Author: Krissy Kneen

Publisher/Year: Text Publishing/2018

Publisher Description

When Jessica’s partner disappears into the dark Tasmanian forest, there is of course the mystery of what happened to him—the deserted car, the enigmatic final image recorded on his phone. There is the strange circle of local women, widows of disappeared men, with their edgy fellowship and unhinged theories. And the forest itself: looming hugely over this tiny settlement on the remote tip of the island.

But for Jessica there is also the tight community in which she is still a stranger and Matthew was not. What secrets do they know about her own life,  that she doesn’t. And why do they believe things that should not—cannot—be true. For her own sanity, Jessica needs to know two things. Who was Matthew? And who—or what—has he become?

Reviewer: Dorothy Johnston

Wintering, Krissy Kneen’s seventh novel, belongs to the tradition of Tasmanian Gothic, following Julia Leigh’s The Hunter, first published in 1999. The Tasmanian tiger is a constant presence throughout Kneen’s book. Speculation about whether or not it is extinct, ambiguous sightings and photographic images lead, as the narrative progresses, to haunting and terrifying figures which might or might not be real.

‘An imaginary creature, dead but not forgotten, a phantom.

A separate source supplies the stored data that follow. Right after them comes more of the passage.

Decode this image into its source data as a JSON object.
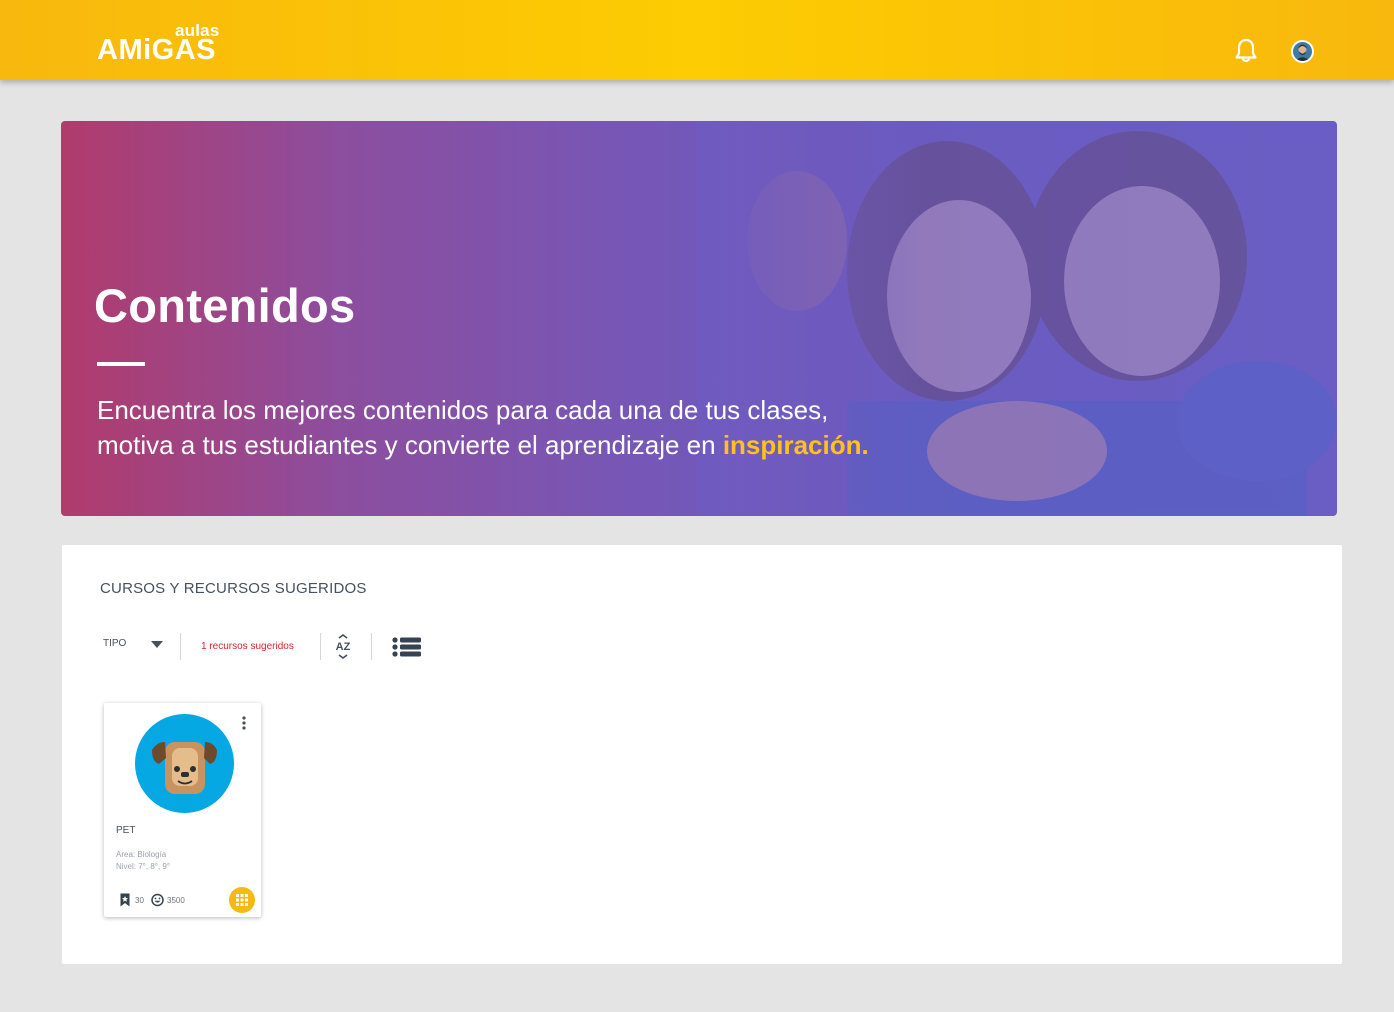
{
  "header": {
    "logo_small": "aulas",
    "logo_big": "AMiGAS",
    "notifications_icon": "bell-icon",
    "avatar_icon": "user-avatar",
    "bar_color": "#fdcc02"
  },
  "hero": {
    "title": "Contenidos",
    "line1": "Encuentra los mejores contenidos para cada una de tus clases,",
    "line2_prefix": "motiva a tus estudiantes y convierte el aprendizaje en ",
    "line2_highlight": "inspiración.",
    "highlight_color": "#fec21c"
  },
  "panel": {
    "title": "CURSOS Y RECURSOS SUGERIDOS",
    "filter_label": "TIPO",
    "result_count": "1 recursos sugeridos",
    "sort_icon": "sort-az-icon",
    "view_icon": "list-view-icon",
    "count_color": "#e0202c"
  },
  "cards": [
    {
      "name": "PET",
      "area": "Area: Biología",
      "level": "Nivel: 7°, 8°, 9°",
      "bookmarks": "30",
      "likes": "3500",
      "image_icon": "dog-face-icon",
      "image_bg": "#05a8e3",
      "action_icon": "grid-apps-icon"
    }
  ]
}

She moved the footage forward a little and the creature reared up.’

An eviscerated possum in an isolated cave on the remote southern coast is the first of a series of mysterious deaths that Kneen’s protagonist, Jessica Weir, finds it hard to explain. A growing sense of menace is explicitly linked to the human inhabitants of a tiny community, with a reference to the 1970s American film Deliverance, and to the sometimes covert, sometimes open hostility with which the locals treat Jessica, who is a scientist, writing a PhD about glow-worms and working part-time as a tourist guide.

A much more powerful sense of threat is that posed by the landscape itself. The density, in many places the impenetrability of the forest, and the ancient fears associated with this, mark Wintering as a story of the frontier, a story where human emotions and the capacity for endurance are tested to the utmost.

The central mystery begins when Jessica’s partner, Matthew, disappears at night on an isolated road, leaving his car with blood on the fender and an enigmatic video on his phone.

It is winter and the likelihood of anyone staying alive in the bush even for a few nights is remote. Almost immediately it is assumed that Matthew is dead, and that his body won’t be found. The bush is just too thick. Kneen describes Jessica’s days and nights of grief, first of all in ways that take recognisable forms, including visits from Matthew’s family and her neighbours, whom Jessica has never got to know. She has lived alone with Matthew and is ignorant, not only about who her neighbours are, but about Matthew’s dealings with them and what they really thought of him.

Then the novel changes and becomes a full-blown horror story, with the reader no longer able to confidently separate ordinary, everyday occurrences and the stuff of nightmares. Jessica finds herself surrounded by a group of widows whose husbands have also disappeared.

The final sections of Kneen’s story are open to varied, even contradictory interpretations. On one level, the widows, whom Jessica is simultaneously drawn to and repelled by, commit acts of vengeance and aggression; on another they are, as they claim, acting in self-defence.

Wintering is a disturbing work, not least because it poses questions which the narrative does not resolve. Though Jessica survives her ordeals, there is no moral or aesthetic resolution which balances, or makes sense of what has gone before. Kneen’s prose is often beautiful and just as often frightening; it’s a compelling mix.